Everywhere I go, I seem to experience a different sense of community. On the train, there is an ever-evolving community because of the changing people who ride through the various stops. The unwritten community rules are formed by the train conductors and by riders. One of the common courtesies is to share a table in the dining and snack car in what I call "European style." Sometimes, someone will motion that they want to sit at your table, or will interact with you from another table, whereas in most American restaurants, you would have your own table, and people at nearby tables would keep to themselves. Being an introvert, I am perfectly content to sit by myself and think my own thoughts, but on the train, I just think of it as an unusual adventure.
Here are some adventures from my latest train trip.
I heard some teen girls at a table behind me playing a type of card game where they would challenge each other. Then, suddenly. one gal reached over my right shoulder and placed a card and origami bird on my table. I was delighted at the gesture. After a bit, I decided that I should return the card so they would have a complete deck of cards, and I handed the card back. She said, "Keep it." I figured that I probably was not hip to these new card games, and that I should hang on to it. Then I noticed a URL and tracking number on the card. Perhaps I will take note of the tracking number and fold a new origami creature to share with someone else on the train ride back.
One fellow sat down and wanted to chat, and then he set a drum pad on the table and started drumming. It was a very quiet drum pad, perfect for community travel. It seems to be a nice hobby for him. He couldn't see well, so he was not as entertained by the usual digital entertainment that one usually brings when traveling on a train. We had a nice chat about music, and then I moved on to another location on the train to see what my next adventure would be.
I don’t travel often, but when I do, I like to sit back, take it easy, and ride the rails. Trains give me the sense of freedom to take my time and just relax. It is a great way to see the country and enjoy the scenery going by. On my most recent trip, I took a few pictures while the train was moving. I became fascinated by the challenge of it. Here are a few of the scenes going by.
I like to travel during non-busy times so it seems like I have the train to myself.
Then I just sit back, relax, and contemplate.

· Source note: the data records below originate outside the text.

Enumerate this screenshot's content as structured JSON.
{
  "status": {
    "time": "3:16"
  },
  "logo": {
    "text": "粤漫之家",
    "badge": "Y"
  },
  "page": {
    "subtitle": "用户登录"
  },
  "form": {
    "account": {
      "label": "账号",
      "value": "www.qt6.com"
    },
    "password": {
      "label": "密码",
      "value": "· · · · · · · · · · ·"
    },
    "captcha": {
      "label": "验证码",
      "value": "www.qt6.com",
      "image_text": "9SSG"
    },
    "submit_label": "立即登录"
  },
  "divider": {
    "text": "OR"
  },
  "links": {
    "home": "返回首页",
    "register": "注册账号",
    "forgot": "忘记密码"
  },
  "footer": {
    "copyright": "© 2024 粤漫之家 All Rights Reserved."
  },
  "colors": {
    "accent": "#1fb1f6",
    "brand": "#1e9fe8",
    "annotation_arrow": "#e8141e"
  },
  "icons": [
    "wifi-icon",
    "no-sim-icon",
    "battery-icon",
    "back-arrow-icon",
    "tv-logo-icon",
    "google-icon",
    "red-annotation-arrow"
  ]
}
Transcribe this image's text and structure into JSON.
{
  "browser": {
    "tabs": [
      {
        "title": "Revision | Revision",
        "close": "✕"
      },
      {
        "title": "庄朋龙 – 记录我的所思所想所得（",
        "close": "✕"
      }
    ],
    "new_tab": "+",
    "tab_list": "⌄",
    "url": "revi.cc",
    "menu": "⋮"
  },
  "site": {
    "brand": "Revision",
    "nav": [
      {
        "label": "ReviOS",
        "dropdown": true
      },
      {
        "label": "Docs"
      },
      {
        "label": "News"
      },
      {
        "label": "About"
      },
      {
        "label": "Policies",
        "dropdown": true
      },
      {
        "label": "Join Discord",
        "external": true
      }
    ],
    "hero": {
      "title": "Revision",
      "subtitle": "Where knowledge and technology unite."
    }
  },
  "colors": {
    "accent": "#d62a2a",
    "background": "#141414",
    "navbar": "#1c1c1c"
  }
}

I enjoy the scenery going by.
I spend some time on the observation deck so I can get the best view of the scenery.
I like to capture things as I zoom by, like this train signal.
I try to capture things in the foreground, like this bridge girder with river behind.
I also look for aberrations from the train windows—for example, I like the way I can see the old barn behind this one.
When I saw this photo, I thought the figure was a cardboard cut-out, but as I looked at the next one in the series, I realized that he must have been the train station agent, watching the train come in.